Доктор Рыжиков вспомнил узелок старушки матери, собранный сыну в дальнюю дорогу. В тюрьму ли, на войну, в больницу ли.
– Судили в ноябре, – раскрыл суть радости районный врач. – И никаких отклонений! Как новенький!
– И что? – осторожно спросил доктор Рыжиков. – Дали что?
– А-а… Семь, что ли, или девять… я и не помню, строгого режима… Нет, молодец вы все-таки!
– Да, это большая удача, – сдержанно похвалил себя доктор Петрович.
– Я бы ни за что не додумался, – преклонился перед доктором Петровичем районный.
– До чего? – спросил Петрович, думая, что до семи лет строгого режима.
– До трубки в трахее! – восторженно воскликнул районный коллега. – Если бы не она – кранты!
– Что? – спросил доктор Петрович.
– Кранты. Ну, летальный исход. Мы ее раза три подключали. А с трубой бы все, кранты. Пока минут десять провозишься… А так три секунды. И как вы только догадались? Кажется, просто, а я бы не додумался. И главное – даже и ногу не подволакивает, и не заикается. А вы теперь отделением заведуете? Вот у вас, наверное, уровень! Можно, я к вам на стажировку попрошусь?
– Можно… – оглушенно сказал доктор Рыжиков, вспомнив вдруг всех, кто мог бы выжить, если бы он раньше догадался вставить трубку в горло.
– Только осторожно, да? – пошутил радостный коллега. – А я флюорографию тут выбил! Год выбивал! Тут у вас подвалы каким только добром не набиты! Как у Кощея Бессмертного!
– Это не у нас… – поправил доктор Рыжиков.
– Ну да, – понял коллега. Все знали партизанскую привычку деда припасать оборудование и инструмент про черный день. Как будто этот черный день завтра застанет его окруженным со своей клиникой в глухом Брянском лесу… – Я это и имею в виду. А можно пригласить вас поужинать? Автобус только завтра, пока лично не погружу, не успокоюсь. Давайте, а? Посидим в «Юности», поговорим… Я приглашаю, вы не беспокойтесь, у меня на командировку запас отложен… Не часто в город вырываешься…

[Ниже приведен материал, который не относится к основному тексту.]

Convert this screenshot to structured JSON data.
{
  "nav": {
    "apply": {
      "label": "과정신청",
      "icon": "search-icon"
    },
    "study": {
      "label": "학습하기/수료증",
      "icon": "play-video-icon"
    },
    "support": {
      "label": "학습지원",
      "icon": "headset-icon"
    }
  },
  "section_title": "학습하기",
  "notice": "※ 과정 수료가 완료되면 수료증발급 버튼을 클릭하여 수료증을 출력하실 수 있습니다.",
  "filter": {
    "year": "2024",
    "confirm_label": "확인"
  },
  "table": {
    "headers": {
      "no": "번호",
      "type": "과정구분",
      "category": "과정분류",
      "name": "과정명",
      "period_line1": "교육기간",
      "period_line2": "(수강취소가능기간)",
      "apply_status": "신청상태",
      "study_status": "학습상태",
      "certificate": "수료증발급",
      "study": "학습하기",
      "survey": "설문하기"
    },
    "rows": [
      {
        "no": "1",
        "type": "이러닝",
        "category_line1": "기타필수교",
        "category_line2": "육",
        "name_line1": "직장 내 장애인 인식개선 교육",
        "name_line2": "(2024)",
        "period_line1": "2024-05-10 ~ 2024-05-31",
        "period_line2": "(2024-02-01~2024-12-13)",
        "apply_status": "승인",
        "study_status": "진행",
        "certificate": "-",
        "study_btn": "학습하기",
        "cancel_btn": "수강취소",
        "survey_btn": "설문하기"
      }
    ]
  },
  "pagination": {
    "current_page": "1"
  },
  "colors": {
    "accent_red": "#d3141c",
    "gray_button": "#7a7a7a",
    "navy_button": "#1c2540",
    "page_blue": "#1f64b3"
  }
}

Восстать бы им всем из могил на городском кладбище и востребовать с доктора Рыжикова… И главное, операции случались бескровные, быстрые, качественные. Даже в себя успевали прийти. «Вы меня слышите? Слышите?» Они слышали, что больше теперь бояться нечего, смотрели ему в глаза. Засыпали, успокоенные. Или думали, что засыпали. И главное, никак не угадать, начнет потревоженный мозг взбухать или обойдется. И когда… То сидишь сутками – ничего, отойдешь на час – все. Все удушено, что можно удушить.
Почему когда что-то найдешь, чувствуешь не радость, а вину?
И неужели так все?
И доктор Мортон ждал суда всех, умерших от боли, когда придумал эфирный наркоз? И Пастер – умерших от бешенства? Может, тогда и Флеминг – тех, кто не дождался пенициллина? Доктор Рыжиков почувствовал, что зашел далеко, не по чину, и вернулся на свой больничный двор. Он перестал слышать районного коллегу и даже не заметил, куда тот свернул, не успев, как ему показалось, поблагодарить за какое-то приглашение и отказаться ввиду постоянной занятости. Потому что вечера он не мог проводить даже дома.